Escrow cuts the checks to the appropriate real estate offices, not to the individual agents, and sees that they are delivered.
Commissions are negotiable — before listing agreements and sales contracts are signed, not at closing. The percentage typically is set by local custom and the strength of the market. Some buyers hire their own exclusive agent and the seller either does not pay that agent a commission or their commission is negotiated as part of the sales contract.
Whatever the arrangement, commissions typically consume between 5 and 7 percent of the sales price. For example, if your home sells for $250,000 and the commission is 6 percent, that’s a $15,000 pot of money. That may sound like a fabulous payday for the real estate agents, although the loot doesn’t go to one person.
The commission is split. Usually, the seller’s agent's brokerage gets half and the buyer’s agent's brokerage half, although other splits are possible.
Using our example of a $250,000 home sale, each brokerage would receive $7,500. However, there are others with a call on part of the commission.

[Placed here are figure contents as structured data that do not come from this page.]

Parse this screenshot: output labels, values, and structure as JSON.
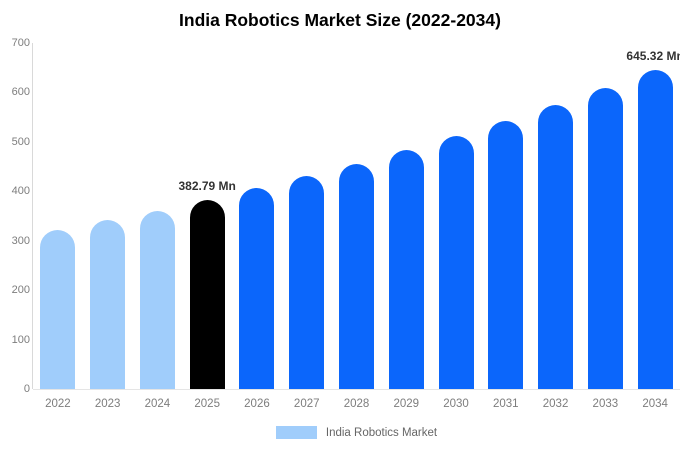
{
  "title": "India Robotics Market Size (2022-2034)",
  "legend": {
    "label": "India Robotics Market",
    "swatch_color": "#a0cdfb"
  },
  "palette": {
    "past": "#a0cdfb",
    "highlight": "#000000",
    "forecast": "#0b66fb"
  },
  "axis": {
    "text_color": "#7d7d7d",
    "line_color": "#d9d9d9"
  },
  "value_label_color": "#333333",
  "chart_data": {
    "type": "bar",
    "title": "India Robotics Market Size (2022-2034)",
    "categories": [
      "2022",
      "2023",
      "2024",
      "2025",
      "2026",
      "2027",
      "2028",
      "2029",
      "2030",
      "2031",
      "2032",
      "2033",
      "2034"
    ],
    "values": [
      322,
      341,
      361,
      382.79,
      406,
      430,
      455,
      483,
      511,
      542,
      574,
      609,
      645.32
    ],
    "unit": "Mn",
    "xlabel": "",
    "ylabel": "",
    "ylim": [
      0,
      700
    ],
    "yticks": [
      0,
      100,
      200,
      300,
      400,
      500,
      600,
      700
    ],
    "grid": false,
    "legend_entries": [
      "India Robotics Market"
    ],
    "legend_position": "bottom",
    "bar_roles": [
      "past",
      "past",
      "past",
      "highlight",
      "forecast",
      "forecast",
      "forecast",
      "forecast",
      "forecast",
      "forecast",
      "forecast",
      "forecast",
      "forecast"
    ],
    "annotations": [
      {
        "category": "2025",
        "text": "382.79 Mn"
      },
      {
        "category": "2034",
        "text": "645.32 Mn"
      }
    ]
  }
}
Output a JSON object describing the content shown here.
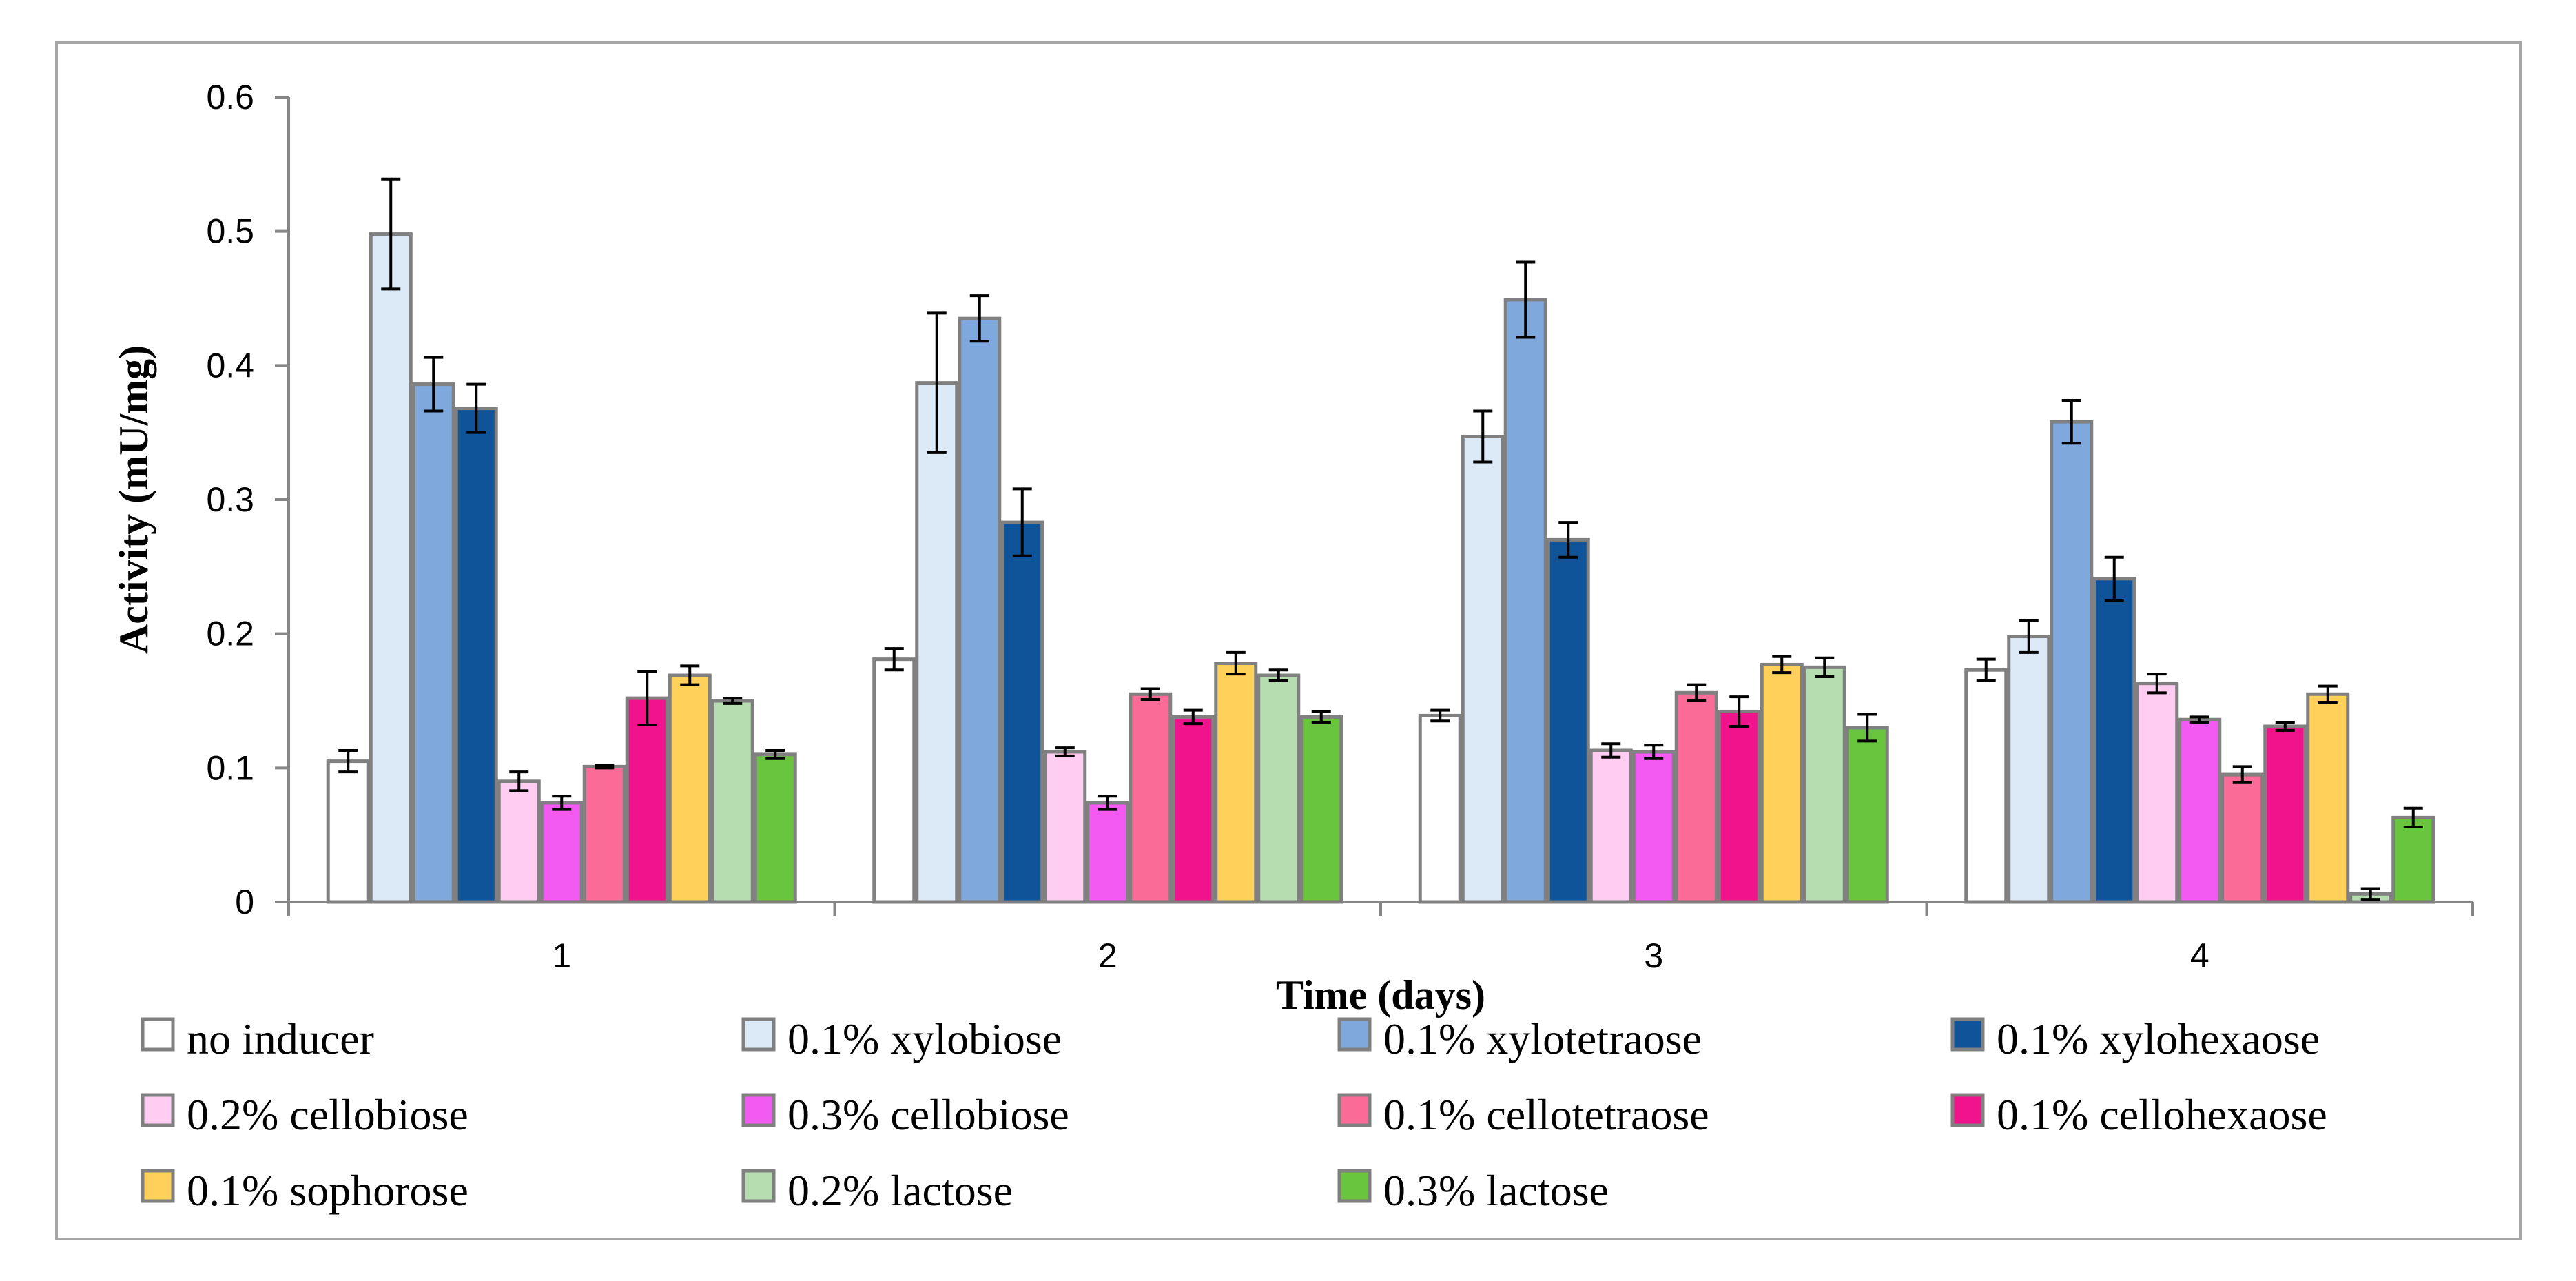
{
  "chart_data": {
    "type": "bar",
    "title": "",
    "xlabel": "Time (days)",
    "ylabel": "Activity (mU/mg)",
    "ylim": [
      0,
      0.6
    ],
    "yticks": [
      0,
      0.1,
      0.2,
      0.3,
      0.4,
      0.5,
      0.6
    ],
    "ytick_labels": [
      "0",
      "0.1",
      "0.2",
      "0.3",
      "0.4",
      "0.5",
      "0.6"
    ],
    "categories": [
      "1",
      "2",
      "3",
      "4"
    ],
    "grid": false,
    "legend_position": "bottom",
    "series": [
      {
        "name": "no inducer",
        "color": "#ffffff",
        "values": [
          0.105,
          0.181,
          0.139,
          0.173
        ],
        "errors": [
          0.008,
          0.008,
          0.004,
          0.008
        ]
      },
      {
        "name": "0.1% xylobiose",
        "color": "#dce9f6",
        "values": [
          0.498,
          0.387,
          0.347,
          0.198
        ],
        "errors": [
          0.041,
          0.052,
          0.019,
          0.012
        ]
      },
      {
        "name": "0.1% xylotetraose",
        "color": "#7fa8dc",
        "values": [
          0.386,
          0.435,
          0.449,
          0.358
        ],
        "errors": [
          0.02,
          0.017,
          0.028,
          0.016
        ]
      },
      {
        "name": "0.1% xylohexaose",
        "color": "#0f5499",
        "values": [
          0.368,
          0.283,
          0.27,
          0.241
        ],
        "errors": [
          0.018,
          0.025,
          0.013,
          0.016
        ]
      },
      {
        "name": "0.2% cellobiose",
        "color": "#ffccf2",
        "values": [
          0.09,
          0.112,
          0.113,
          0.163
        ],
        "errors": [
          0.007,
          0.003,
          0.005,
          0.007
        ]
      },
      {
        "name": "0.3% cellobiose",
        "color": "#f25af2",
        "values": [
          0.074,
          0.074,
          0.112,
          0.136
        ],
        "errors": [
          0.005,
          0.005,
          0.005,
          0.002
        ]
      },
      {
        "name": "0.1% cellotetraose",
        "color": "#fa6c97",
        "values": [
          0.101,
          0.155,
          0.156,
          0.095
        ],
        "errors": [
          0.001,
          0.004,
          0.006,
          0.006
        ]
      },
      {
        "name": "0.1% cellohexaose",
        "color": "#f0138c",
        "values": [
          0.152,
          0.138,
          0.142,
          0.131
        ],
        "errors": [
          0.02,
          0.005,
          0.011,
          0.003
        ]
      },
      {
        "name": "0.1% sophorose",
        "color": "#ffd15a",
        "values": [
          0.169,
          0.178,
          0.177,
          0.155
        ],
        "errors": [
          0.007,
          0.008,
          0.006,
          0.006
        ]
      },
      {
        "name": "0.2% lactose",
        "color": "#b5ddb0",
        "values": [
          0.15,
          0.169,
          0.175,
          0.006
        ],
        "errors": [
          0.002,
          0.004,
          0.007,
          0.004
        ]
      },
      {
        "name": "0.3% lactose",
        "color": "#6ac53e",
        "values": [
          0.11,
          0.138,
          0.13,
          0.063
        ],
        "errors": [
          0.003,
          0.004,
          0.01,
          0.007
        ]
      }
    ]
  }
}
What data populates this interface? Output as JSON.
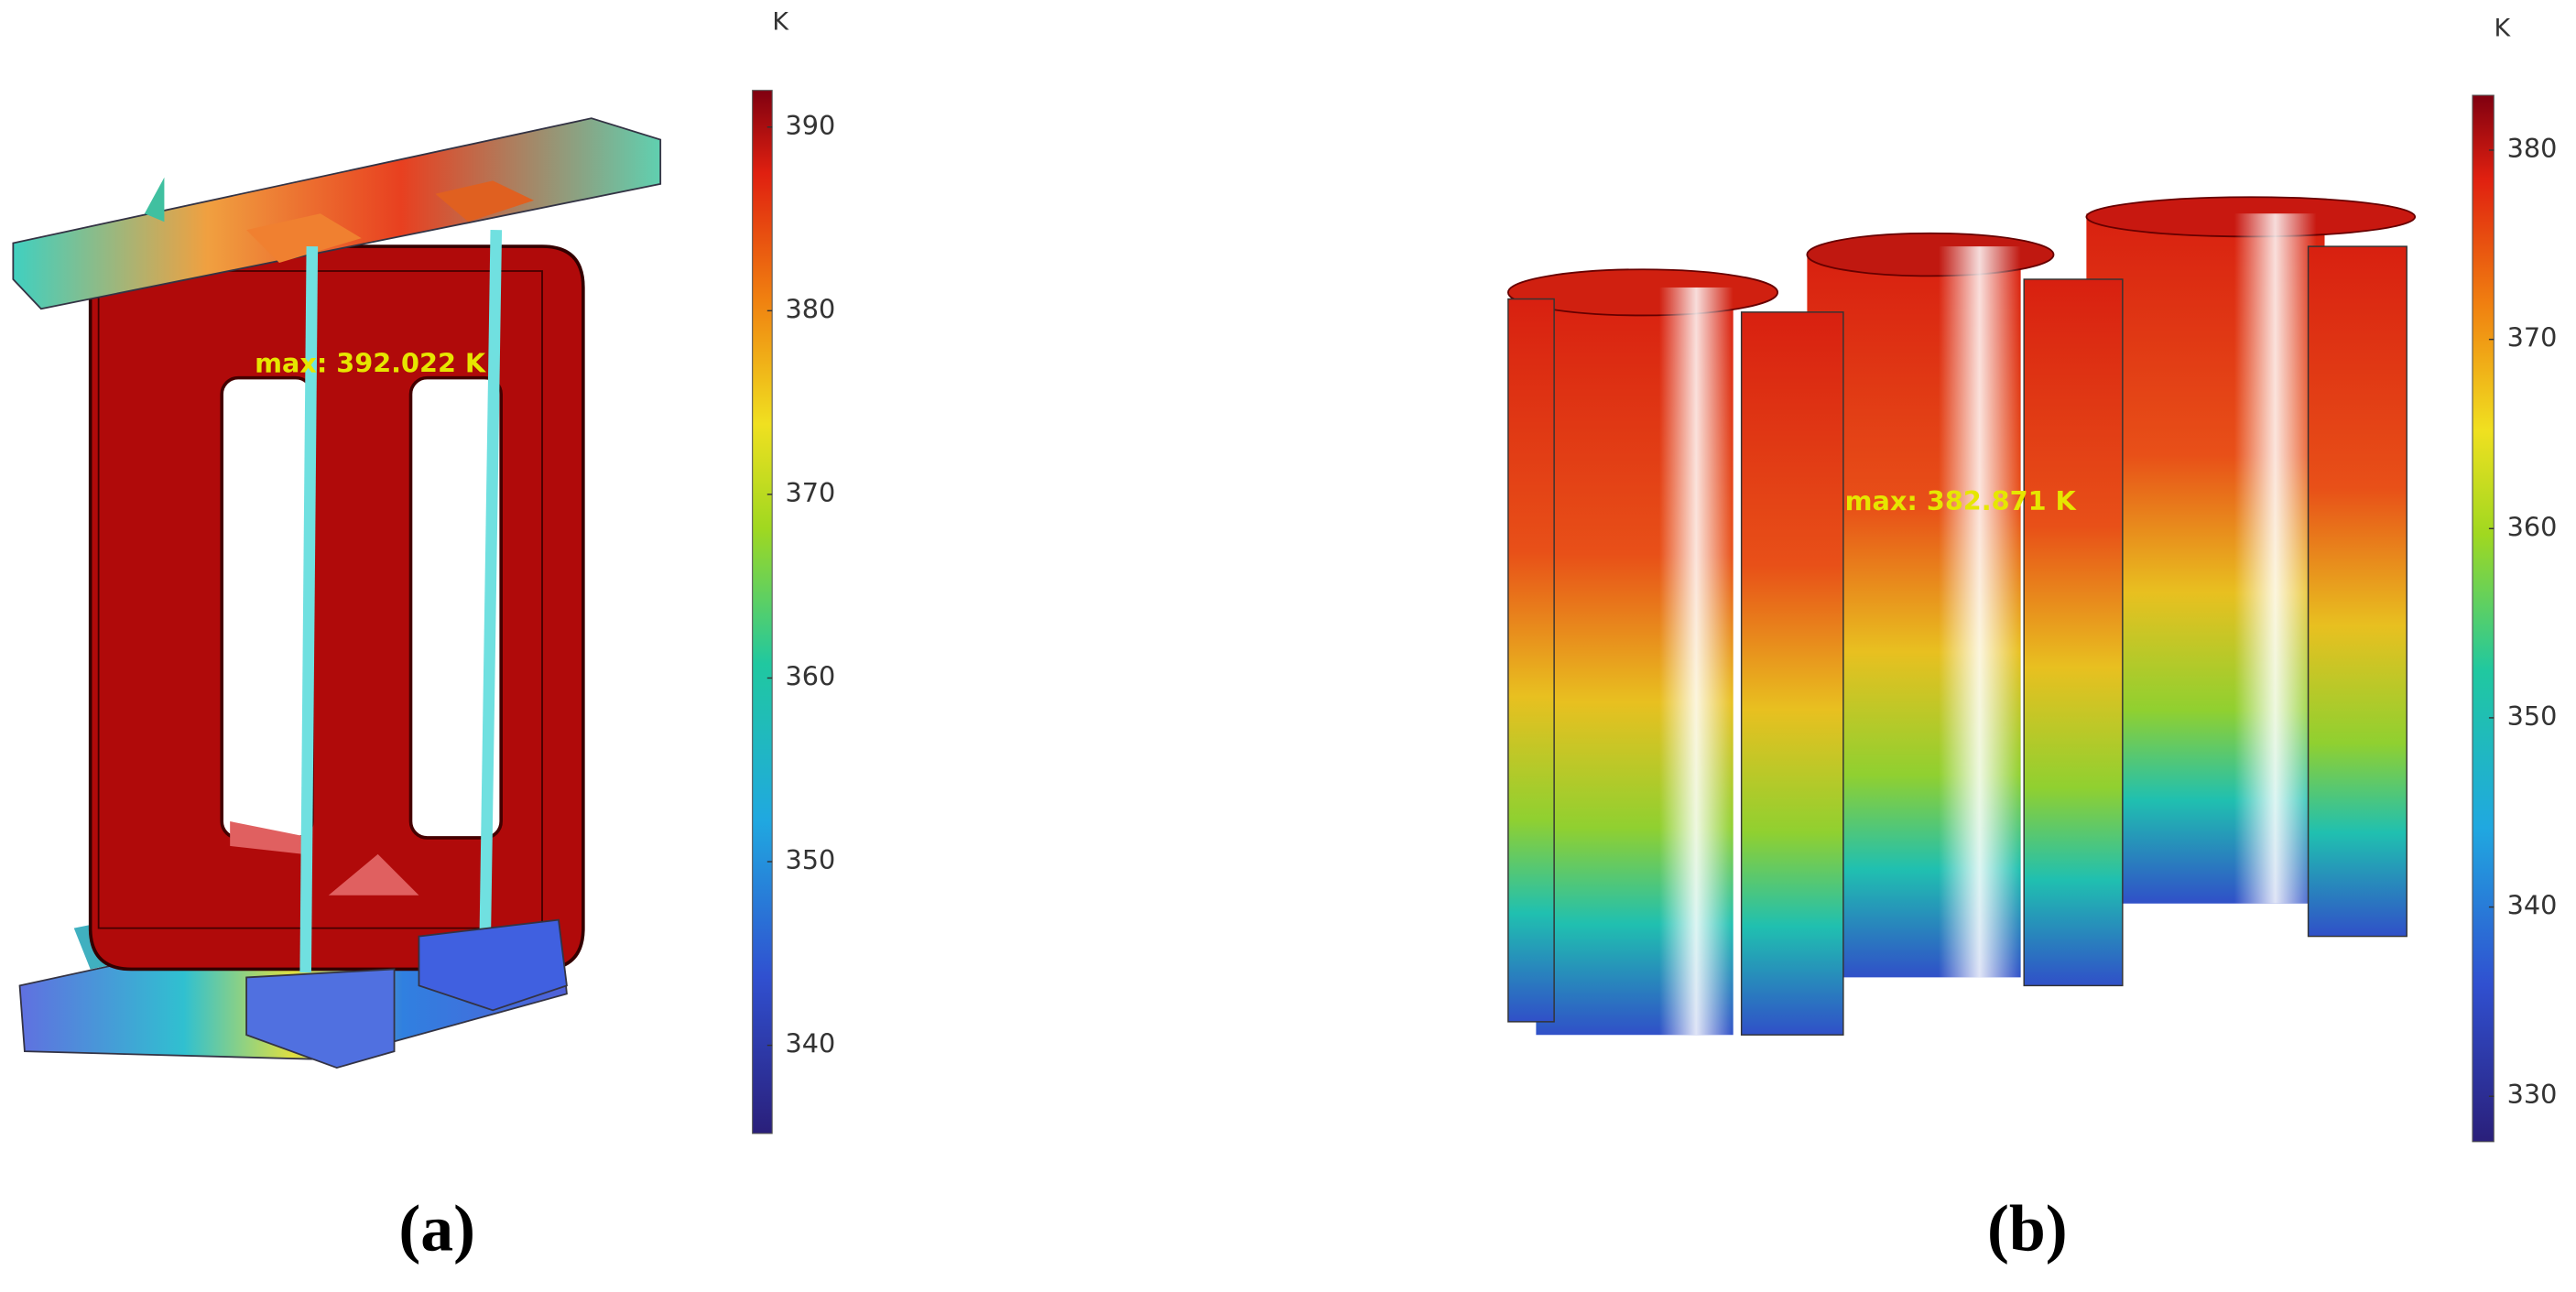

If the agents work for a broker, the broker will get 30 to 50 percent of the agent’s commission. If it’s a 30 percent split, the agents are down to $5,250 each (minus what they spend for things like marketing, newspaper ads, flyers, internet ads, which comes out of their own pockets - along with many other expenses of the daily operating costs of their real estate business).
Commissions are the bulk of the seller’s closing costs and the reason many homeowners explore selling without an agent. If they are successful, they’ll have either no commissions to pay, or only one — the buyer’s agent — if they agree to pay the buyer’s agent. The percentage to be paid also must be in the contract.
As real estate practices are changing, some sellers are hiring agents for specific services rather than the traditional full-service contract, which means they also are negotiating to pay less than the standard commission. (See What a Seller’s Agent Does.)
Whatever the arrangement, the amount the seller is paying for commissions will be shown on the settlement cost statement at closing.